Rothkowitz, Red, and Ken

In Uncategorized on March 27, 2010 at 6:50 am

Mark Rothko, Seagram commission paintings on view at Tate Modern, London

Saw the new play, Red, on Broadway last weekend. Tragic, unnerving, brilliant, it’s a portrait of a terrifying bully, Mark Rothko, unbearably trapped by the impossible demands he places on his work. If you care about what Art does, how artists work, and the ways that changes over time, see this play. Not to mention the dazzling performances of Alfred Molina (Rothko–used to be Rothkowitz) and Eddie Redmayne (Ken (!), his assistant). Ninety minutes without intermission disappear in a red flash as Rothko hurls, in addition to red paint, insults at Ken, whose youth, intelligence, and emotional endurance allow him finally to break loose and fly.

Alfred Molina and Eddie Redmayne in John Logan’s new play, Red, now on Broadway

We’re in Rothko’s Bowery studio. He’s working on a series commissioned for the then massive sum of $35,000 for the Four Seasons restaurant in Philip Johnson’s Seagram’s Building. He’s poured a Red Sea’s worth of artistic intention into the paintings, all red and black. He bludgeons Ken with the symbolism of the palette he’s chosen for the commission: red for life, black for death. Though that’s not the whole story, there’s something to it. (I saw them last year in a recent and brilliant show curated by Achim Borchardt-Hume.) At one point Rothko talks about the moment he first saw Matisse’s Red Studio at MoMA. It took me right back to 1973 when I first arrived in NY for graduate school and saw the painting. I don’t think I had ever seen so much red.
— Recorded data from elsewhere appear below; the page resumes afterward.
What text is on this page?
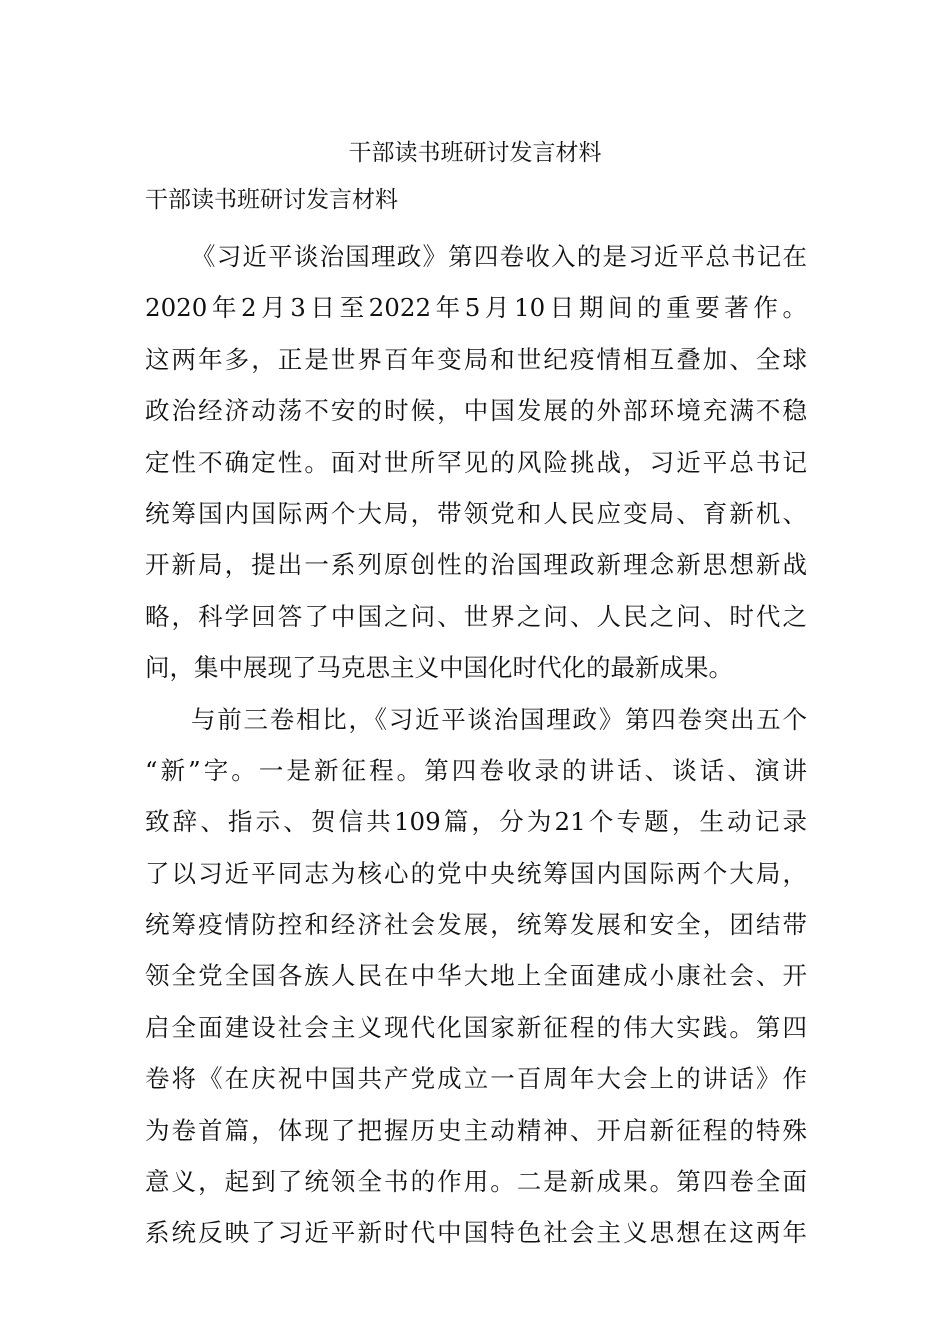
干部读书班研讨发言材料
干部读书班研讨发言材料
《习近平谈治国理政》第四卷收入的是习近平总书记在
2020年2月3日至2022年5月10日期间的重要著作。
这两年多，正是世界百年变局和世纪疫情相互叠加、全球
政治经济动荡不安的时候，中国发展的外部环境充满不稳
定性不确定性。面对世所罕见的风险挑战，习近平总书记
统筹国内国际两个大局，带领党和人民应变局、育新机、
开新局，提出一系列原创性的治国理政新理念新思想新战
略，科学回答了中国之问、世界之问、人民之问、时代之
问，集中展现了马克思主义中国化时代化的最新成果。
与前三卷相比，《习近平谈治国理政》第四卷突出五个
“新”字。一是新征程。第四卷收录的讲话、谈话、演讲
致辞、指示、贺信共109篇，分为21个专题，生动记录
了以习近平同志为核心的党中央统筹国内国际两个大局，
统筹疫情防控和经济社会发展，统筹发展和安全，团结带
领全党全国各族人民在中华大地上全面建成小康社会、开
启全面建设社会主义现代化国家新征程的伟大实践。第四
卷将《在庆祝中国共产党成立一百周年大会上的讲话》作
为卷首篇，体现了把握历史主动精神、开启新征程的特殊
意义，起到了统领全书的作用。二是新成果。第四卷全面
系统反映了习近平新时代中国特色社会主义思想在这两年
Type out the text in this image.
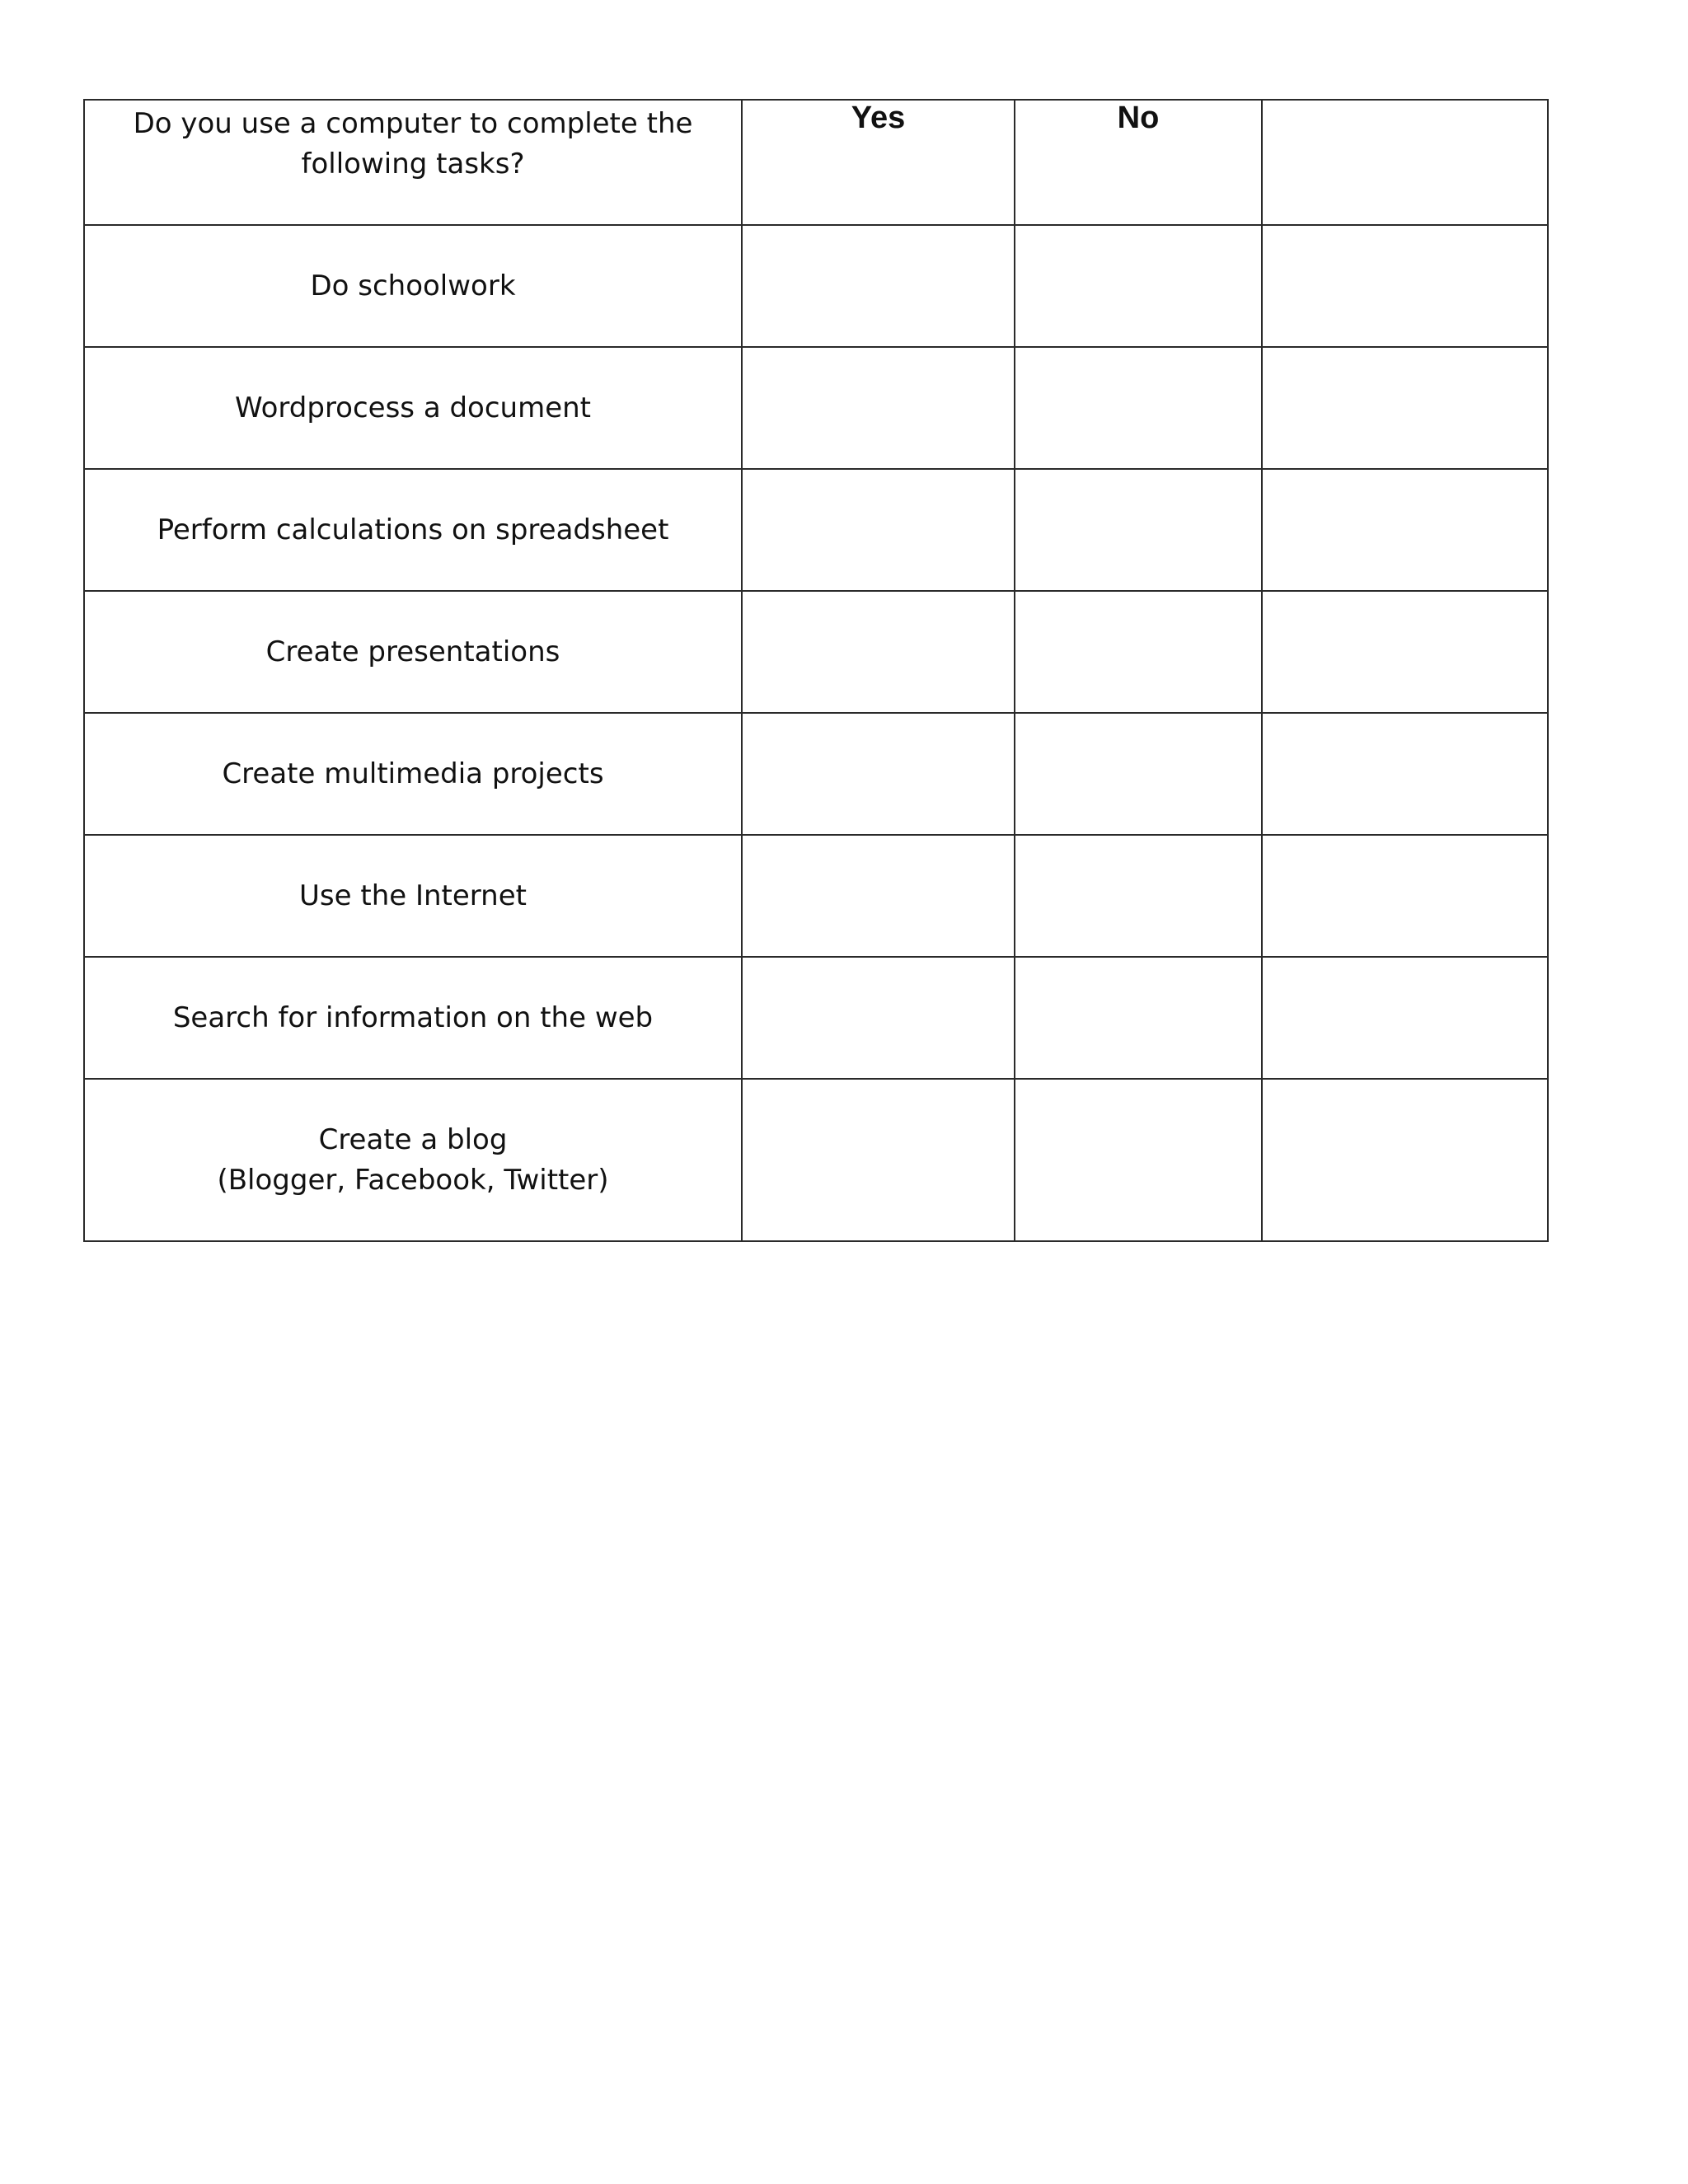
Do you use a computer to complete the
following tasks?	Yes	No	
Do schoolwork			
Wordprocess a document			
Perform calculations on spreadsheet			
Create presentations			
Create multimedia projects			
Use the Internet			
Search for information on the web			

Create a blog
(Blogger, Facebook, Twitter)			
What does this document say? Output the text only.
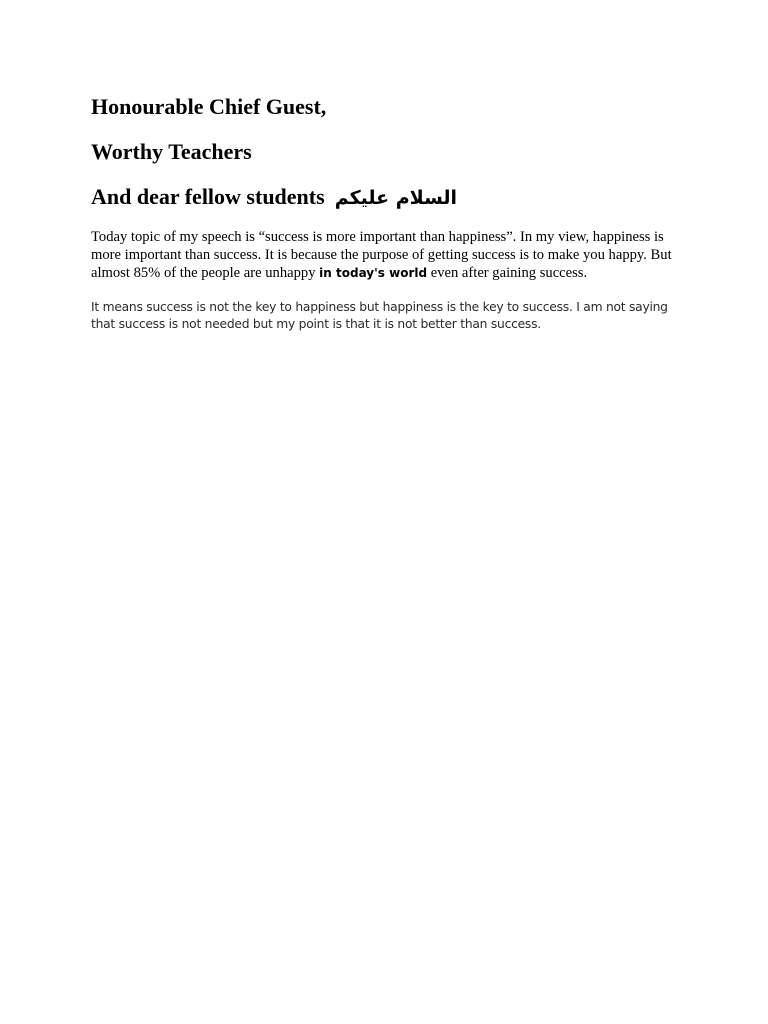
Honourable Chief Guest,
Worthy Teachers
And dear fellow students السلام عليكم

Today topic of my speech is “success is more important than happiness”. In my view, happiness is more important than success. It is because the purpose of getting success is to make you happy. But almost 85% of the people are unhappy in today's world even after gaining success.

It means success is not the key to happiness but happiness is the key to success. I am not saying that success is not needed but my point is that it is not better than success.
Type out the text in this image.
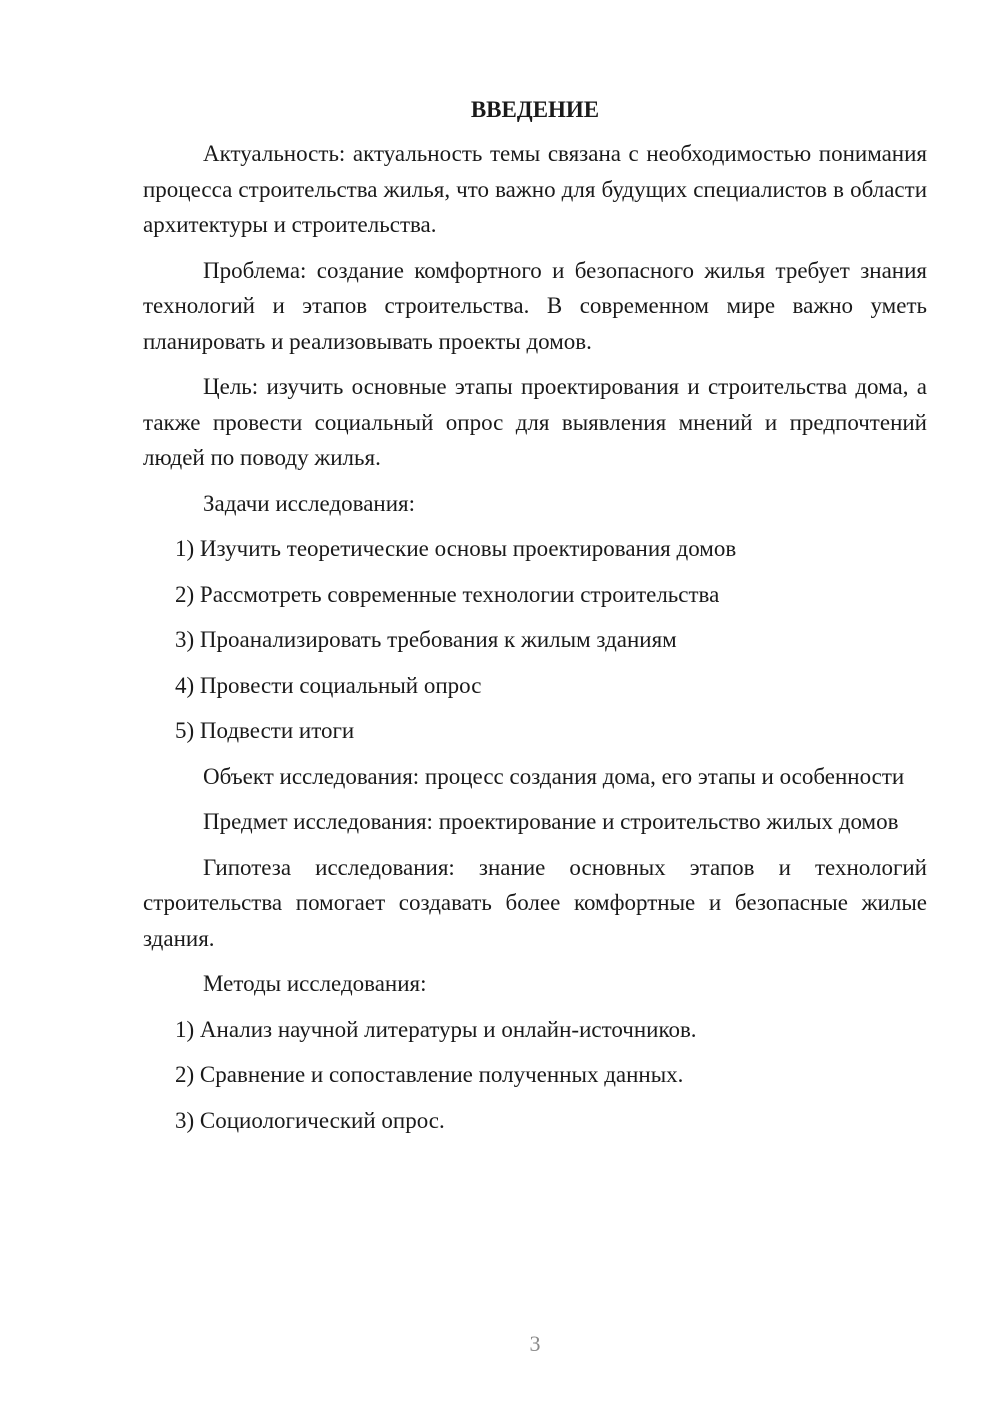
ВВЕДЕНИЕ

Актуальность: актуальность темы связана с необходимостью понимания процесса строительства жилья, что важно для будущих специалистов в области архитектуры и строительства.

Проблема: создание комфортного и безопасного жилья требует знания технологий и этапов строительства. В современном мире важно уметь планировать и реализовывать проекты домов.

Цель: изучить основные этапы проектирования и строительства дома, а также провести социальный опрос для выявления мнений и предпочтений людей по поводу жилья.

Задачи исследования:

1) Изучить теоретические основы проектирования домов
2) Рассмотреть современные технологии строительства
3) Проанализировать требования к жилым зданиям
4) Провести социальный опрос
5) Подвести итоги

Объект исследования: процесс создания дома, его этапы и особенности

Предмет исследования: проектирование и строительство жилых домов

Гипотеза исследования: знание основных этапов и технологий строительства помогает создавать более комфортные и безопасные жилые здания.

Методы исследования:

1) Анализ научной литературы и онлайн-источников.
2) Сравнение и сопоставление полученных данных.
3) Социологический опрос.
3
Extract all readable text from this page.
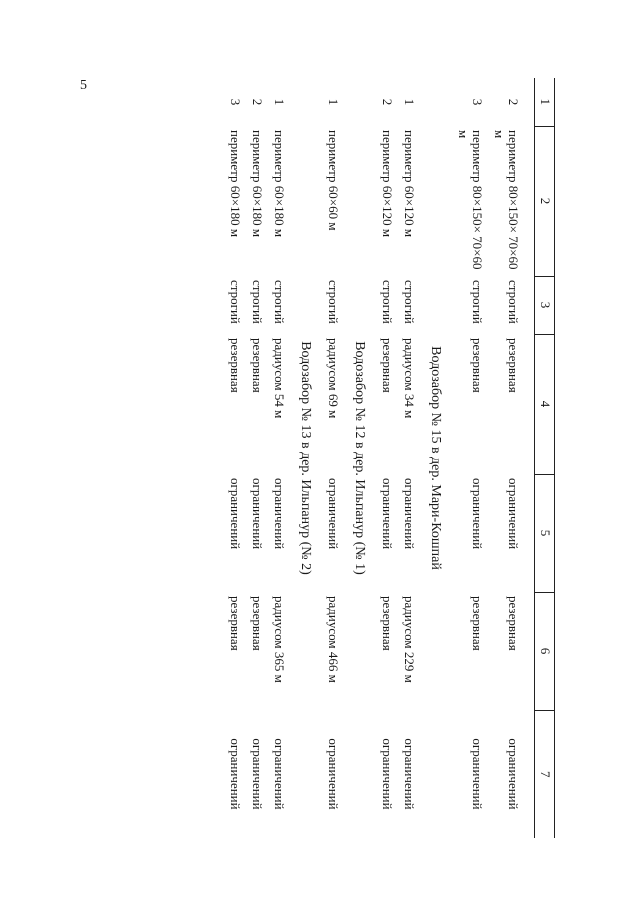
5
1	2	3	4	5	6	7
2	периметр 80×150× 70×60 м	строгий	резервная	ограничений	резервная	ограничений
3	периметр 80×150× 70×60 м	строгий	резервная	ограничений	резервная	ограничений
Водозабор № 15 в дер. Мари-Кошпай						
1	периметр 60×120 м	строгий	радиусом 34 м	ограничений	радиусом 229 м	ограничений
2	периметр 60×120 м	строгий	резервная	ограничений	резервная	ограничений
Водозабор № 12 в дер. Ильпанур (№ 1)						
1	периметр 60×60 м	строгий	радиусом 69 м	ограничений	радиусом 466 м	ограничений
Водозабор № 13 в дер. Ильпанур (№ 2)						
1	периметр 60×180 м	строгий	радиусом 54 м	ограничений	радиусом 365 м	ограничений
2	периметр 60×180 м	строгий	резервная	ограничений	резервная	ограничений
3	периметр 60×180 м	строгий	резервная	ограничений	резервная	ограничений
Henri Matisse, Red Studio, 1911, Museum of Modern Art, NY

I had no idea then that Matisse’s “re-paintings” in this image would later suggest the path I took. In 1979 I grabbed Matisse’s Red Studio for my own. It was one of the first paintings I sold in a gallery (Barbara Flynn’s and Ed Rath’s Art Galaxy in Little Italy). The many monochromatic red paintings I’ve made over the years–even a suite of prints titled “Red Read”–is some indication of just how much that Matisse got under my skin too.

Ken Aptekar, Red Studio, 1979 Collection David Savran

For Rothko, black won when he ended his own life in 1970. Much as I respect Rothko’s work, its moral weightiness, universal aspirations, and aesthetic purification amounted to a black hole for him. He couldn’t find his way out of the dark loneliness of the Great Artist. I thought that bringing others along with me in my work through their responses to paintings might make my work more fun. I need their lives. I was the youngest of four kids and the love I got from my older siblings I expect.

When I was a boy, people noticed the color of my hair. I’ve always been “Red.”